# What exactly IS a line integral?

As what happens in many math courses, a topic is learned without truly learning what one is doing. For me, this is line integrals. I can do them well, I just never truly learned what exactly I was doing. Can anyone give me (in layman's terms, something extremely basic) a good definition and example of what line integrals are truly evaluating and why we do it?

Thank you

• See this : youtube.com/watch?v=uXjQ8yc9Pdg – Victor Aug 5 '15 at 1:41
• I highly recommend Khan Academy for this topic. – Clarinetist Aug 5 '15 at 1:43
• I personally love this gif for getting an intuition of what the line integral is doing. – Hayden Aug 5 '15 at 1:47
• @Hayden wow that gif could have saved me a week of lectures in class – Elliot G Aug 5 '15 at 1:50
• The one I gave above was for a scalar field. This gif instead looks at vector fields, and is also really helpful (to me). @ElliotG It's amazing what a tiny gif like that can do for people's understanding! – Hayden Aug 5 '15 at 1:53

You can imagine the process of computing definite integral of a (WLOG positive) function $f: \Bbb R \to \Bbb R$ on the interval $[a,b]\ni \Bbb R$ via Riemann sums as an iterative process: starting from $a$ and taking infinitesimally small steps towards $b$, we multiply the length of the step by the value of $f$ on this interval. Basically, on each step we compute the area an of infinitesimally small rectangle restricted by the value $f$ from above, and by the $x$ axis from below. Then we sum these tiny rectangle areas over the whole $[a,b]$ interval and thus approximate the total area under $f$: [
Similarly, one can define path integral of $f$ over a smooth curve $C$ via Riemann sums.
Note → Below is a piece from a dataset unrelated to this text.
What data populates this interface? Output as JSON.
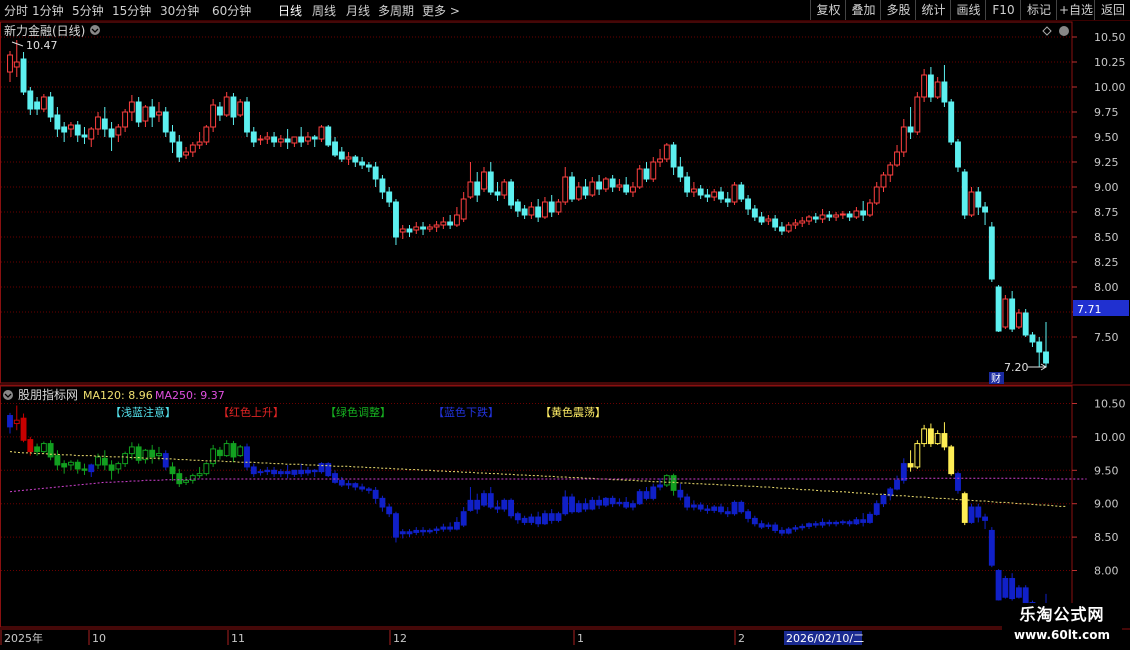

The construction process is merely identical: we start from one side of the curve and take infinitely small steps towards the other. On each step we consider rectangle bounded by $f$ from above and by $C$ from below. Within each step the "base of the rectangle" part of $C$ is, essentially, straight, so we can compute the area of the rectangle just like in case of definite integral on a straight line. Summing areas of all rectangles will give us the "area" under the function $f$ on this path.
In essence, one can say that the line integral of $f$ over curve $C$ shows us the area which would be restricted by $f$ if we "straightened" and "stretched" the domain curve $C$ into a straight line.